Main logo

El debate del presidente con los medios

En las conferencias mañaneras periodistas le han compartido al presidente lo que consideran equivocaciones u omisiones de su administración. | Alejandro Encinas Nájera

Por
Escrito en OPINIÓN el

Algunos sectores de la sociedad han advertido que las críticas frontales del presidente López Obrador al trabajo y la línea editorial de ciertos medios de comunicación pueden socavar la libertad de prensa. Tal preocupación puede ser comprensible a la luz de un presidencialismo autoritario que solía controlar a los medios de comunicación por dos vías disímbolas: a los amigos a través del otorgamiento de concesiones, montos millonarios de publicidad gubernamental, condonaciones fiscales, protección ante nuevos competidores e información privilegiada. En cambio, los medios y periodistas que no se supeditaban a la línea oficialista eran controlados con medidas punitivas que iban desde no venderles papel periódico (antes monopolio estatal), hasta la persecución y la represión.

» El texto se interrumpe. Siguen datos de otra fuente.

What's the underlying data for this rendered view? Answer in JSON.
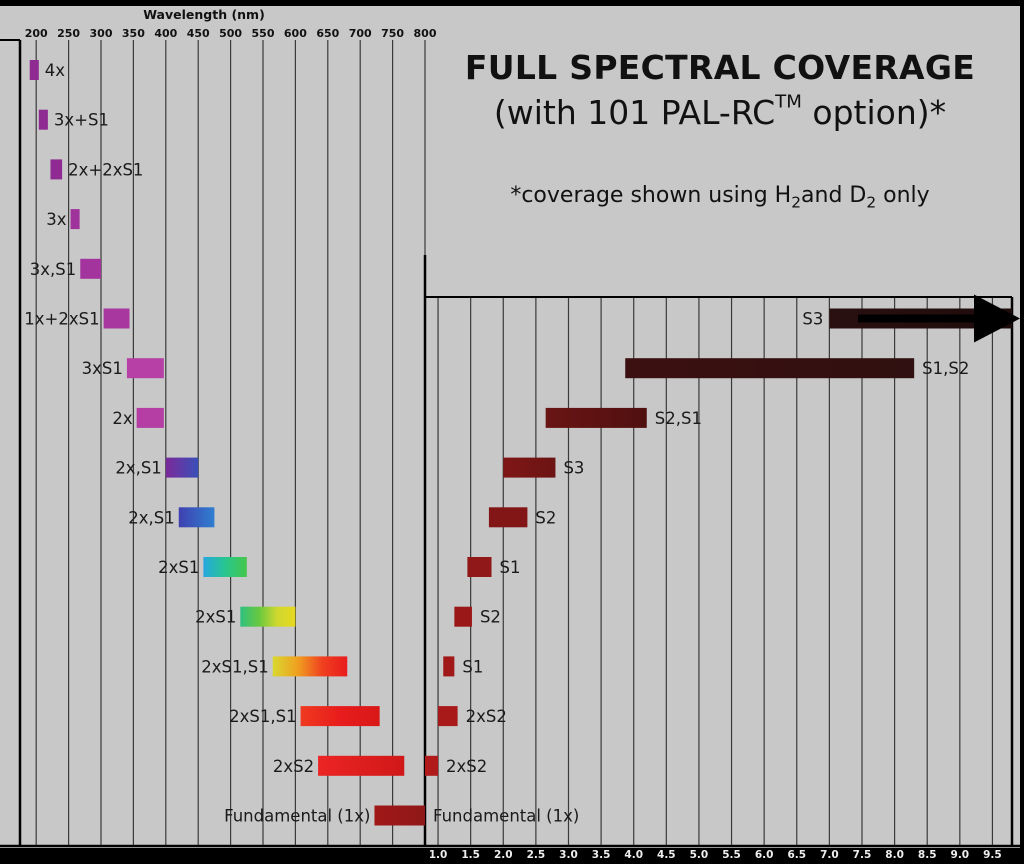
{
  "title": "FULL SPECTRAL COVERAGE",
  "subtitle": {
    "before": "(with 101 PAL-RC",
    "tm": "TM",
    "after": " option)*"
  },
  "note": {
    "part1": "*coverage shown using H",
    "sub1": "2",
    "part2": "and D",
    "sub2": "2",
    "part3": " only"
  },
  "colors": {
    "background": "#c8c8c8",
    "frame": "#000000",
    "gridline": "#3a3a3a"
  },
  "chart_data": [
    {
      "type": "bar",
      "subtype": "horizontal-range",
      "panel": "left",
      "xlabel": "Wavelength (nm)",
      "xaxis_position": "top",
      "xticks": [
        200,
        250,
        300,
        350,
        400,
        450,
        500,
        550,
        600,
        650,
        700,
        750,
        800
      ],
      "xlim": [
        175,
        800
      ],
      "grid": true,
      "bars": [
        {
          "label": "4x",
          "range": [
            190,
            204
          ],
          "color": "#8e2a92"
        },
        {
          "label": "3x+S1",
          "range": [
            204,
            218
          ],
          "color": "#8e2a92"
        },
        {
          "label": "2x+2xS1",
          "range": [
            222,
            240
          ],
          "color": "#8e2a92"
        },
        {
          "label": "3x",
          "range": [
            253,
            267
          ],
          "color": "#a0329c"
        },
        {
          "label": "3x,S1",
          "range": [
            268,
            300
          ],
          "color": "#a3349e"
        },
        {
          "label": "1x+2xS1",
          "range": [
            304,
            344
          ],
          "color": "#a8379f"
        },
        {
          "label": "3xS1",
          "range": [
            340,
            397
          ],
          "color": "#b640a6"
        },
        {
          "label": "2x",
          "range": [
            355,
            397
          ],
          "color": "#b43ea4"
        },
        {
          "label": "2x,S1",
          "range": [
            400,
            450
          ],
          "gradient": [
            "#7b2a9a",
            "#3a4fb8"
          ]
        },
        {
          "label": "2x,S1",
          "range": [
            420,
            475
          ],
          "gradient": [
            "#4040b0",
            "#2f7fd0"
          ]
        },
        {
          "label": "2xS1",
          "range": [
            458,
            525
          ],
          "gradient": [
            "#26a7e0",
            "#28c690",
            "#45c64a"
          ]
        },
        {
          "label": "2xS1",
          "range": [
            515,
            600
          ],
          "gradient": [
            "#30c080",
            "#66c840",
            "#cfd830",
            "#e8d820"
          ]
        },
        {
          "label": "2xS1,S1",
          "range": [
            565,
            680
          ],
          "gradient": [
            "#d8d830",
            "#f0a020",
            "#f04020",
            "#e81c1c"
          ]
        },
        {
          "label": "2xS1,S1",
          "range": [
            608,
            730
          ],
          "gradient": [
            "#f03a20",
            "#e81c1c",
            "#d81818"
          ]
        },
        {
          "label": "2xS2",
          "range": [
            635,
            768
          ],
          "gradient": [
            "#ec2424",
            "#d01818"
          ]
        },
        {
          "label": "Fundamental (1x)",
          "range": [
            722,
            800
          ],
          "gradient": [
            "#a01818",
            "#901818"
          ]
        }
      ]
    },
    {
      "type": "bar",
      "subtype": "horizontal-range",
      "panel": "right",
      "xlabel": "",
      "xaxis_position": "bottom",
      "xticks": [
        1.0,
        1.5,
        2.0,
        2.5,
        3.0,
        3.5,
        4.0,
        4.5,
        5.0,
        5.5,
        6.0,
        6.5,
        7.0,
        7.5,
        8.0,
        8.5,
        9.0,
        9.5
      ],
      "xtick_labels": [
        "1.0",
        "1.5",
        "2.0",
        "2.5",
        "3.0",
        "3.5",
        "4.0",
        "4.5",
        "5.0",
        "5.5",
        "6.0",
        "6.5",
        "7.0",
        "7.5",
        "8.0",
        "8.5",
        "9.0",
        "9.5"
      ],
      "xlim": [
        0.8,
        9.8
      ],
      "grid": true,
      "bars": [
        {
          "label": "S3",
          "range": [
            7.0,
            9.8
          ],
          "gradient": [
            "#2a1010",
            "#1e0c0c"
          ],
          "arrow": true
        },
        {
          "label": "S1,S2",
          "range": [
            3.87,
            8.3
          ],
          "gradient": [
            "#3c1010",
            "#301010"
          ]
        },
        {
          "label": "S2,S1",
          "range": [
            2.65,
            4.2
          ],
          "gradient": [
            "#6a1414",
            "#501010"
          ]
        },
        {
          "label": "S3",
          "range": [
            2.0,
            2.8
          ],
          "gradient": [
            "#801616",
            "#6c1414"
          ]
        },
        {
          "label": "S2",
          "range": [
            1.78,
            2.37
          ],
          "color": "#821616"
        },
        {
          "label": "S1",
          "range": [
            1.45,
            1.82
          ],
          "color": "#901818"
        },
        {
          "label": "S2",
          "range": [
            1.25,
            1.52
          ],
          "color": "#9a1818"
        },
        {
          "label": "S1",
          "range": [
            1.08,
            1.25
          ],
          "color": "#a01818"
        },
        {
          "label": "2xS2",
          "range": [
            1.0,
            1.3
          ],
          "color": "#a81a1a"
        },
        {
          "label": "2xS2",
          "range": [
            0.8,
            1.0
          ],
          "color": "#b01a1a"
        },
        {
          "label": "Fundamental (1x)",
          "range": [
            0.8,
            0.8
          ],
          "color": "#901818"
        }
      ]
    }
  ]
}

No obstante, si se analiza la propensión del presidente a polemizar con los medios de comunicación no en función de las condiciones del pasado, sino desde las actuales, las alertas encendidas pierden fuerza. En principio porque el de López Obrador es un gobierno comprometido a respetar la libertad de expresión y el derecho a disentir. En lo que va de la presente administración no ha habido protesta contra el gobierno que haya sido reprimida ni voz opositora que haya sido silenciada, como sucedía con anterioridad. Inversamente, la pluralidad, aunque a paso lento, ha venido ganando espacios en un espectro que solía ser monolítico. Más aún, periodistas que habían sido censurados como Carmen Aristegui solo pudieron regresar a señal abierta con el cambio de sexenio.

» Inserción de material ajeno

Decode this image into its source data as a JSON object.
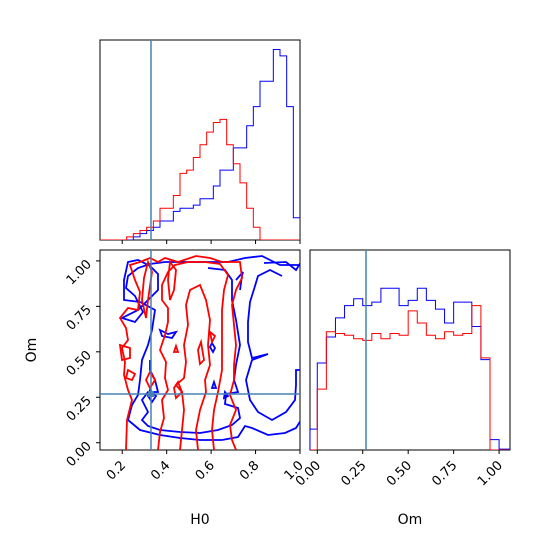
{
  "chart_data": {
    "type": "corner",
    "parameters": [
      "H0",
      "Om"
    ],
    "truth": {
      "H0": 0.34,
      "Om": 0.28
    },
    "colors": {
      "series_a": "#0000ff",
      "series_b": "#ff0000",
      "truth": "#4682b4"
    },
    "panels": {
      "H0_marginal": {
        "xlim": [
          0.1,
          1.0
        ],
        "x_ticks": [
          "0.2",
          "0.4",
          "0.6",
          "0.8",
          "1.0"
        ],
        "bin_edges": [
          0.1,
          0.13,
          0.16,
          0.19,
          0.22,
          0.25,
          0.28,
          0.31,
          0.34,
          0.37,
          0.4,
          0.43,
          0.46,
          0.49,
          0.52,
          0.55,
          0.58,
          0.61,
          0.64,
          0.67,
          0.7,
          0.73,
          0.76,
          0.79,
          0.82,
          0.85,
          0.88,
          0.91,
          0.94,
          0.97,
          1.0
        ],
        "series": [
          {
            "color": "blue",
            "counts": [
              0,
              0,
              0,
              0,
              0,
              0.5,
              1,
              1.5,
              2,
              3,
              3,
              4.5,
              5,
              5,
              5.5,
              6.5,
              6.5,
              8.5,
              11,
              11,
              14.5,
              14.5,
              18,
              21,
              25,
              25,
              30,
              29,
              21,
              3.5
            ]
          },
          {
            "color": "red",
            "counts": [
              0,
              0,
              0,
              0,
              0.5,
              1,
              1.5,
              2,
              3,
              5,
              5,
              7,
              10.5,
              11,
              13,
              15,
              17,
              18.5,
              19,
              15,
              12,
              9,
              5,
              2,
              0,
              0,
              0,
              0,
              0,
              0
            ]
          }
        ]
      },
      "Om_marginal": {
        "xlim": [
          -0.04,
          1.06
        ],
        "x_ticks": [
          "0.00",
          "0.25",
          "0.50",
          "0.75",
          "1.00"
        ],
        "bin_edges": [
          -0.04,
          0.0,
          0.05,
          0.1,
          0.15,
          0.2,
          0.25,
          0.3,
          0.35,
          0.4,
          0.45,
          0.5,
          0.55,
          0.6,
          0.65,
          0.7,
          0.75,
          0.8,
          0.85,
          0.9,
          0.95,
          1.0,
          1.06
        ],
        "series": [
          {
            "color": "blue",
            "counts": [
              1.2,
              5,
              6.5,
              7.6,
              8.3,
              8.7,
              8.3,
              8.5,
              9.3,
              9.3,
              8.3,
              8.6,
              9.3,
              8.6,
              8.1,
              7.3,
              8.5,
              8.5,
              7.1,
              5.2,
              0.6,
              0.05
            ]
          },
          {
            "color": "red",
            "counts": [
              0,
              3.5,
              6.8,
              6.7,
              6.6,
              6.4,
              6.3,
              6.7,
              6.4,
              6.7,
              6.6,
              8.0,
              7.3,
              6.6,
              6.4,
              6.8,
              6.6,
              6.7,
              8.3,
              5.3,
              0,
              0
            ]
          }
        ]
      },
      "joint": {
        "xlim": [
          0.1,
          1.0
        ],
        "ylim": [
          -0.04,
          1.06
        ],
        "x_ticks": [
          "0.2",
          "0.4",
          "0.6",
          "0.8",
          "1.0"
        ],
        "y_ticks": [
          "0.00",
          "0.25",
          "0.50",
          "0.75",
          "1.00"
        ],
        "xlabel": "H0",
        "ylabel": "Om"
      }
    },
    "om_panel_xlabel": "Om"
  }
}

El nuevo gobierno ha propiciado un aumento del debate público a través de las conferencias mañaneras. Como nunca antes vemos una sociedad politizada y volcada a examinar cada decisión del titular del Ejecutivo federal. Por esta vía periodistas le han compartido al presidente lo que consideran equivocaciones u omisiones de su administración, lo cual en algunos casos ha conducido a que rectifique. A través de este ejercicio informativo cotidiano la figura presidencial ha bajado de su pedestal. Incluso Jorge Ramos, una voz crítica al actual gobierno con alta resonancia, ha insistido a sus colegas periodistas en que no desaprovechen la oportunidad de interpelar de tú a tú al presidente, algo que no existe en ninguna otra parte del mundo. En días recientes se suscitó un intercambio duro y franco entre el presidente y el periodista de Proceso, Arturo Rodríguez, quien planteó que la función del periodismo no es portarse bien. Esto hubiera sido impensable en un gobierno que no tolera la crítica y la libertad de prensa. ¿Cuántas veces en el pasado vimos a reporteros siendo expulsados de una conferencia de prensa u evento del presidente por el solo hecho de ser incisivos?

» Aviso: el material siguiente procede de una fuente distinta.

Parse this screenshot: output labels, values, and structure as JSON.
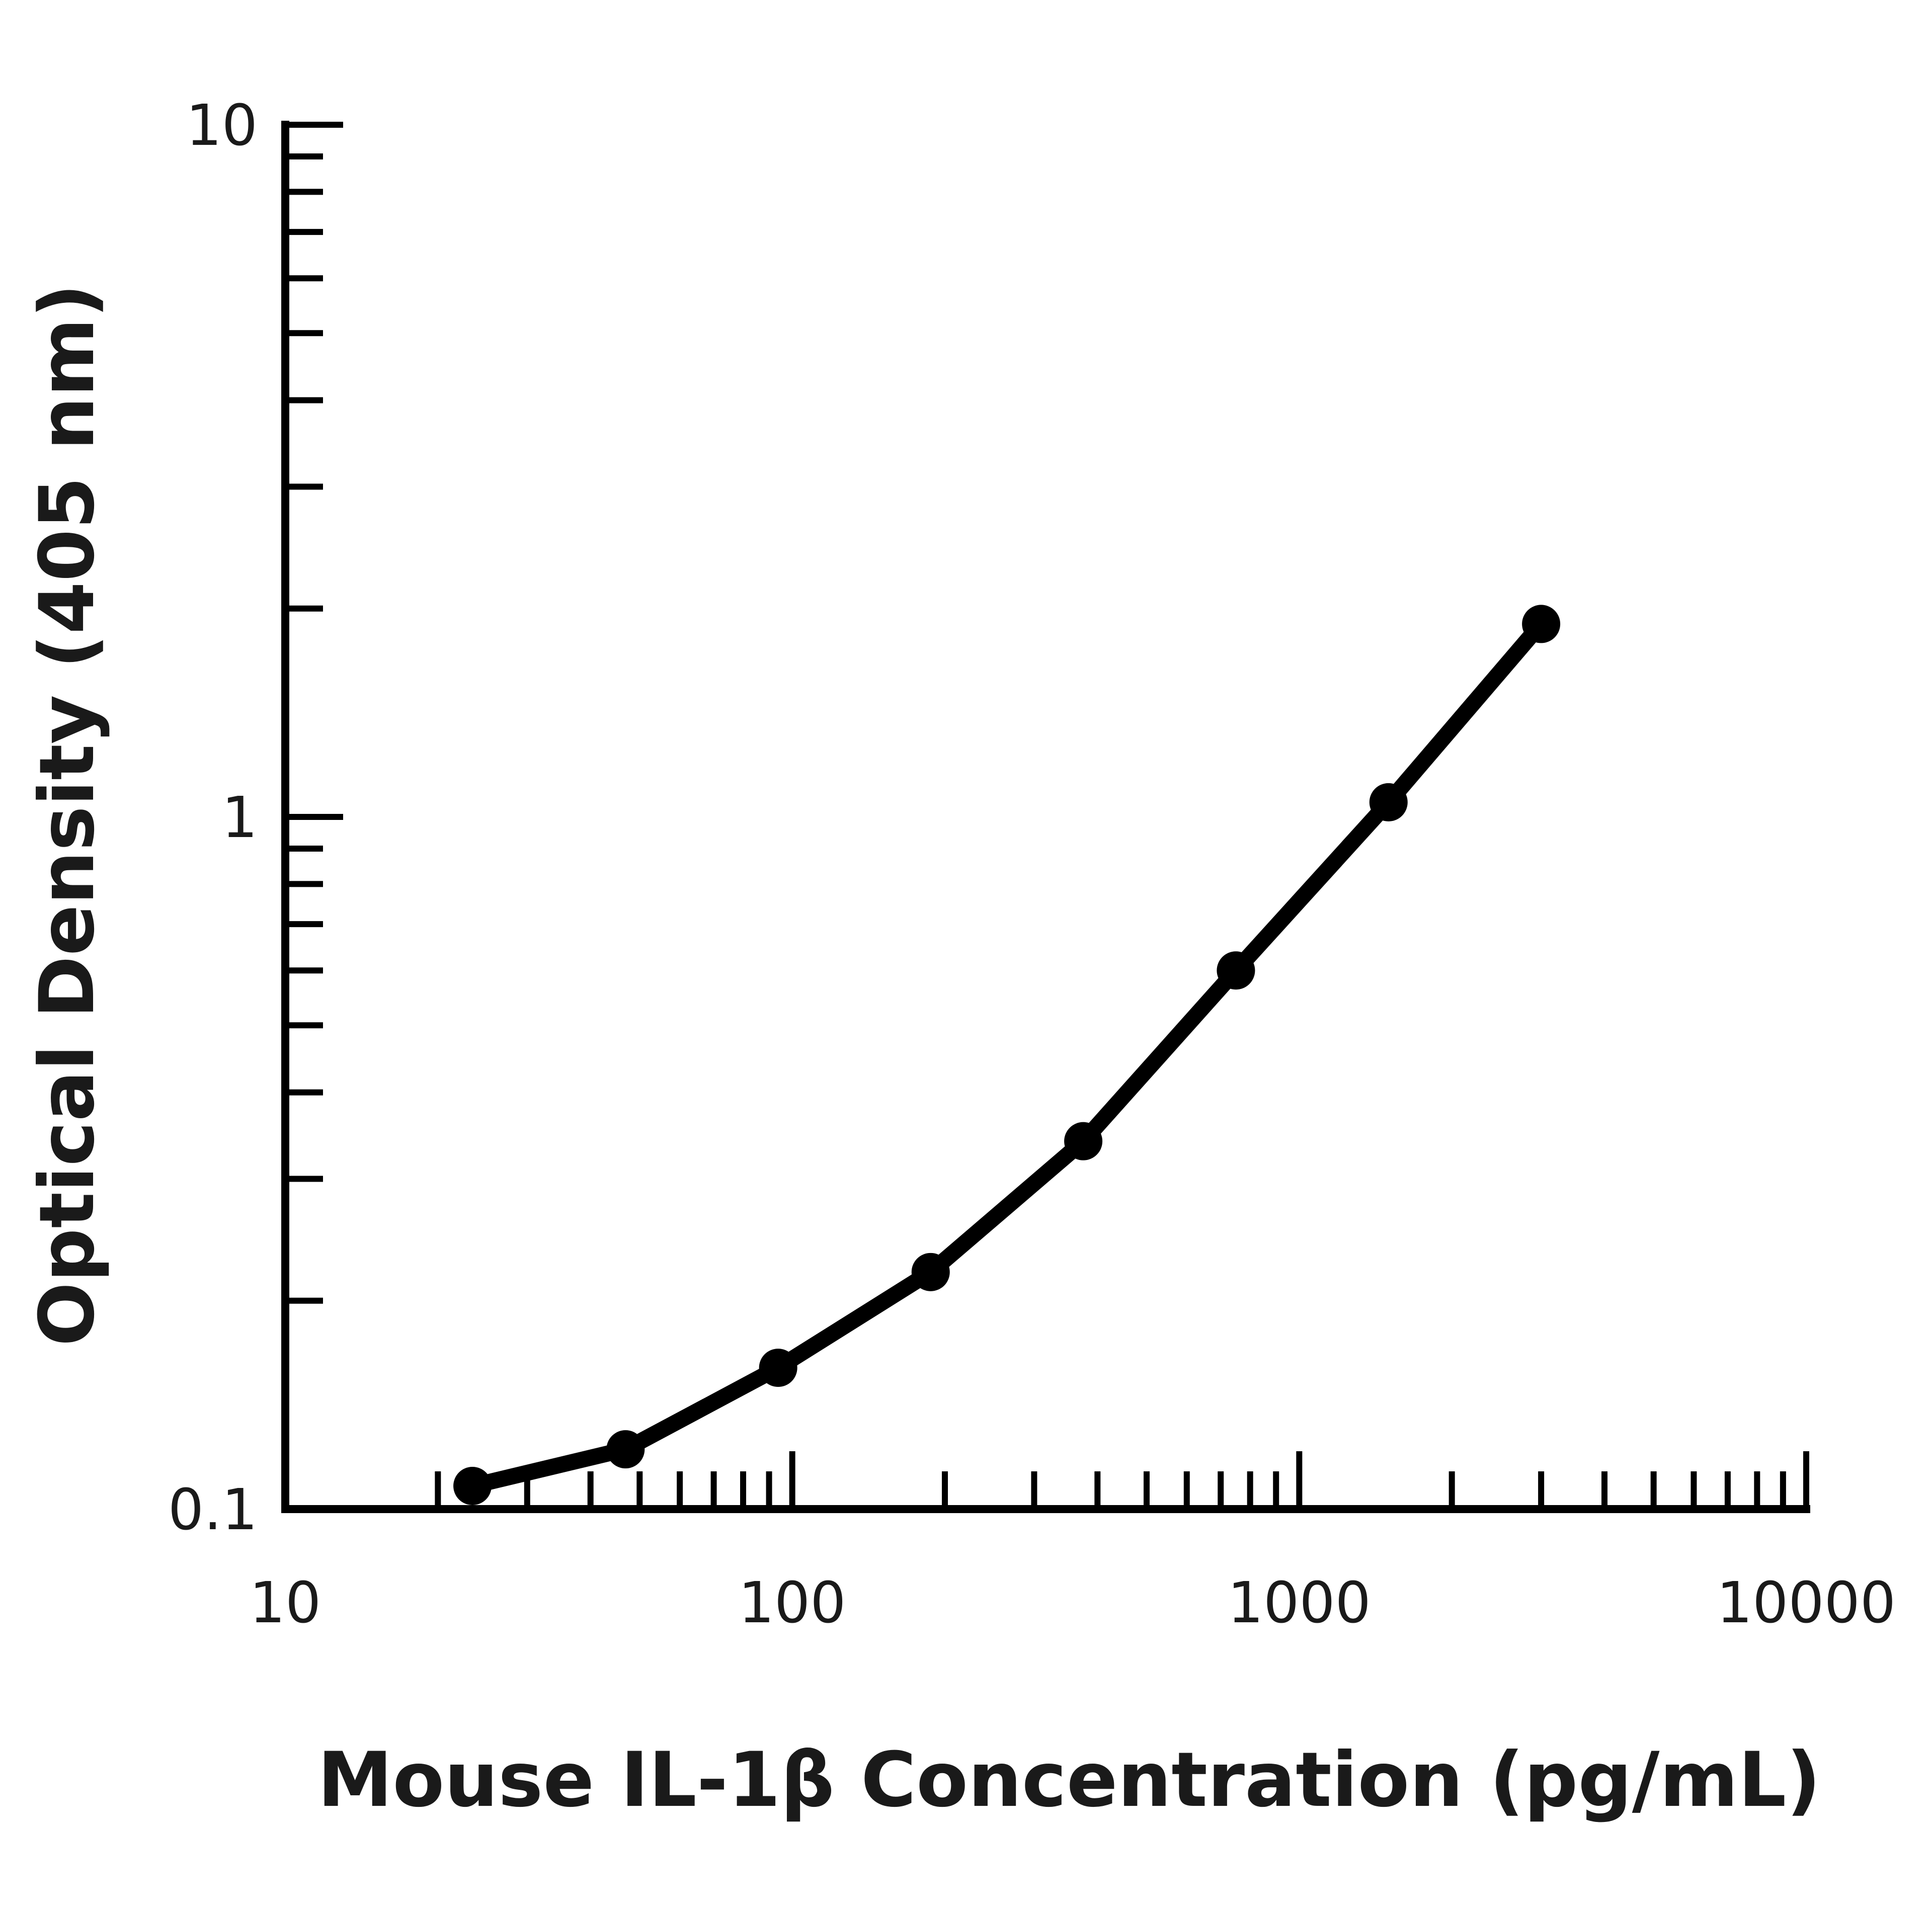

A raíz de la reconfiguración de las reglas del juego –garantizar el pleno ejercicio de la libertad de expresión y polemizar con el gobierno sin temor a represalias– el debate que propone el presidente sobre el papel que juegan los medios de comunicación en los procesos de cambio político no resulta amenazante, sino por el contrario, deseable.

Porque para nadie debe ser un secreto que en las últimas décadas tanto en México como en el resto del mundo la gran mayoría de los consorcios mediáticos tendieron a fusionarse con grupos financieros y empresariales con agendas y prioridades que no tienen nada que ver con la promoción de la libertad de prensa. De hecho, la subordinación del interés periodístico a los intereses corporativos es uno de los factores que en mayor medida erosionan los derechos de informar y ser informado. Muchos periodistas temerosos de perder su empleo se autocensuran para no contravenir una línea que, más que editorial, es empresarial.

Tampoco es un secreto que pese a la pronunciada caída de la rentabilidad de la TV, radio y medios impresos estos grupos de poder económico optan por subsidiarlos, pues les son funcionales tanto para promover los productos del resto de sus empresas, como para ejercer presión política y moldear la opinión pública a su favor. En este contexto, lamentablemente es cada vez más difícil que proyectos de periodismo independiente subsistan.

A pesar de que los consorcios mediáticos no son poderes públicos ni fueron electos por la vía del voto, ejercen una abrumadora influencia en la esfera pública. Basta ese solo motivo para que sean sujetos de escrutinio y se discuta el papel que juegan. Las audiencias tienen derecho a saber quiénes son, qué agendas privadas hay detrás de la información que proveen y, a partir de ello, formular su propio criterio. Lo que no es sano para ninguna democracia es que agendas particulares con alta influencia mediática sigan navegando con bandera de neutralidad. Tampoco es aconsejable silenciar a titulares de cargos estatales que, como tales, deben ser los principales guardianes del interés general frente a la multiplicidad de intereses particulares.

Ahora bien, si lo que se pretende es asegurar el pleno ejercicio de la libertad de expresión deben atenderse cuestiones verdaderamente preocupantes como la violencia contra los periodistas. En efecto, en los últimos sexenios México se convirtió en uno de los países más peligrosos para ejercer esta profesión. Resulta inaplazable fortalecer los mecanismos de protección estatales. Pero también hay que voltear a ver las condiciones laborales sobre todo de los periodistas que realizan investigación en campo: muchos de ellos ni siquiera están contratados, se les paga poco y por entrega; en los casos más extremos, cuando son amenazados, la empresa para la que trabajan en vez de ponerse de su lado les da la espalda para evitarse problemas. Ahí hay una veta en que gobierno y medios de comunicación deben avanzar juntos para que nunca más se vuelva a apagar la voz de un periodista.